Triggers may occur within a tenth of a second of contact. The requirement of redundant triggering in this mechanism serves as a safeguard against wasting energy by trapping objects with no nutritional value, and the plant will only begin digestion after five more stimuli to ensure it has caught a live bug worthy of consumption.
Vriesea is a genus of flowering plants in the Bromeliaceae family. It’s native to South America and is known for its deep dark green foliage and beautiful orange or red blooming. The plant has broad flat leaves that arc out from the middle with lengths from 8-24 inches. Vriesea requires temperatures that oscillate between 64 and 75°F (18 to 24°C) and never drop below 57°F (13°C).
It requires light but not direct light. Regular but moderate watering is called for because Vriesea doesn’t usually require a lot of water. In spring and summer, keep the soil mix barely moist and check that water drains properly. Provide liquid leaf plant fertilizer more or less once a month to extend the blooming to the maximum.
Vitex is a genus of flowering plants in the sage family Verbenaceae. It has about 250 species. Common names include chaste tree or chaste tree, traditionally referring to V. agnus-castus, but often applied to other species, as well. Chaste tree (Vitex agnus-castus) is a deciduous shrub that bears clusters of purple flowers in the summer. Also known simply as vitex, the leaves of this plant are reminiscent of the marijuana plant (Cannabis sativa), with five leaflets in a palm-shaped arrangement.
The purple flower clusters (panicles) that bloom in midsummer look like those of the butterfly bush (Buddleja spp.). The black fruit contains four seeds that look like peppercorns and are sometimes used to flavor food. This is an easy-to-grow shrub that poses few challenges to a home gardener.
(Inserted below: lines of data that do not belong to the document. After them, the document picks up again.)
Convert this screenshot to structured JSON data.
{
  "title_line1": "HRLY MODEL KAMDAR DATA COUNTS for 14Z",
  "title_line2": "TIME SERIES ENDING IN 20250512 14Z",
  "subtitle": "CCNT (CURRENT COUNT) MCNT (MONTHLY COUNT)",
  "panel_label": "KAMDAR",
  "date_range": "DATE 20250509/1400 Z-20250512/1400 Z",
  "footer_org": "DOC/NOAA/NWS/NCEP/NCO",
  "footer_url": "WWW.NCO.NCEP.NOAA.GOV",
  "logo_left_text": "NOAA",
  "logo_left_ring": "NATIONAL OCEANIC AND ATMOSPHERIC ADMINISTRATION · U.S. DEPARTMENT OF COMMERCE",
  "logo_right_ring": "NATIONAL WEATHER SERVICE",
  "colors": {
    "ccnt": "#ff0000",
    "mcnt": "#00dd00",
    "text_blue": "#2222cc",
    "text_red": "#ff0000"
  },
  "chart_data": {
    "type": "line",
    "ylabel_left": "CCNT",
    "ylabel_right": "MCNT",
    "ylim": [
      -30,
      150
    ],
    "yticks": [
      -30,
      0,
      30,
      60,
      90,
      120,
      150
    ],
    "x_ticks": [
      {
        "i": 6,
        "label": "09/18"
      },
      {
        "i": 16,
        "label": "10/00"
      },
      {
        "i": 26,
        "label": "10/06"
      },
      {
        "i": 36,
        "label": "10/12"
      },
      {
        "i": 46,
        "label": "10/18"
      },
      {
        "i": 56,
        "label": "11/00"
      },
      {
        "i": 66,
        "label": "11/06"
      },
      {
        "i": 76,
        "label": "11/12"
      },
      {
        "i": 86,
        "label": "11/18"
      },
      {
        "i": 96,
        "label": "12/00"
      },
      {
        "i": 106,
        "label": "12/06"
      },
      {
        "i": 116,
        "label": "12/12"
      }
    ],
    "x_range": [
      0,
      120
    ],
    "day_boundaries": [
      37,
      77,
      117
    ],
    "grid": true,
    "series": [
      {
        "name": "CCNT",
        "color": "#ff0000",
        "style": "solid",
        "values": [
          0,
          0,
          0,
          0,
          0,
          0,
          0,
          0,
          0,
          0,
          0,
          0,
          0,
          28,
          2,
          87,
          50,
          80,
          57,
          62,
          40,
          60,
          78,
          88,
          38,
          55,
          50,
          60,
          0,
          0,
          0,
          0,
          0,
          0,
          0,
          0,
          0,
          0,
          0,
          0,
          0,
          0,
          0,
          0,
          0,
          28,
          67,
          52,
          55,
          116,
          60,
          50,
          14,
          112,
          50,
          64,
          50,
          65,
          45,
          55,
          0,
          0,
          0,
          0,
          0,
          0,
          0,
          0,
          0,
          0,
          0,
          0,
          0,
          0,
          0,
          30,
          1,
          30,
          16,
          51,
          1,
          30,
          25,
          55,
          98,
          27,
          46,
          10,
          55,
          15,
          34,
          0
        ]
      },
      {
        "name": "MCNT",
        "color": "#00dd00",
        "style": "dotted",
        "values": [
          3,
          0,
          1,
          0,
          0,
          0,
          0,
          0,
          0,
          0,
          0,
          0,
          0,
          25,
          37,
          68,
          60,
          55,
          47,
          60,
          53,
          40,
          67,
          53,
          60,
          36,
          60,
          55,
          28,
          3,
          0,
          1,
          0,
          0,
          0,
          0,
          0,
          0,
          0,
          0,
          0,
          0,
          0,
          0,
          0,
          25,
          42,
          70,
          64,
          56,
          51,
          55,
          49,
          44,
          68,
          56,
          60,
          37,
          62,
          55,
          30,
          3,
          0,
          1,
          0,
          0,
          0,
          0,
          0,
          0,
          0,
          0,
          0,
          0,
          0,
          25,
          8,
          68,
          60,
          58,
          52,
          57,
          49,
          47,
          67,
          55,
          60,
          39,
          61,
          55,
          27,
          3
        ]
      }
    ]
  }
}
If you avoid soil that is too wet or dense, success is nearly guaranteed.
Vitaliana is a species of plant in the primrose family, Primulaceae. It was previously known by the synonym Vitaliana primuliflora. Native to the high mountains of Europe, it is cultivated as an alpine garden plant, being considered easy to grow in well-drained soil in a sunny position. Vitaliana is a cushion- or mat-forming plant reaching up to 15 cm (6 in) or more across.
Its leaves are arranged in rosettes, each leaf being 5–10 mm (0.2–0.4 in) long and usually greyish green in color. The flowers are usually unstalked (sessile) and are bright yellow in color. They consist of a tube about 1–1.5 cm (0.4–0.6 in) or more long with five lobes reaching 1–2 cm (0.4–0.8 in) across when fully open. The flowers are borne singly at the ends of the leaf rosettes.
Viscaria vulgaris, also known as the sticky catchfly or clammy campion, is a flowering plant in the family Caryophyllaceae. It is an upright perennial growing to 60 cm (24 in) in height. The leaves are lanceolate. The flowers, which are 20 mm across and bright rosy-pink, appear in long whorled spikes from May to August.
It grows on cliffs and rocky places. In Central Europe, Viscaria vulgaris can be found in a variety of habitats, such as dry meadows, lush grasslands, stony slopes, rocky outcrops of hilly terrain, and open or sparse canopied forests. The Latin name Viscaria means “sticky”, and refers to the stickiness of the stem just below the leaf joints. Viscaria vulgaris is also grown as an ornamental garden plant.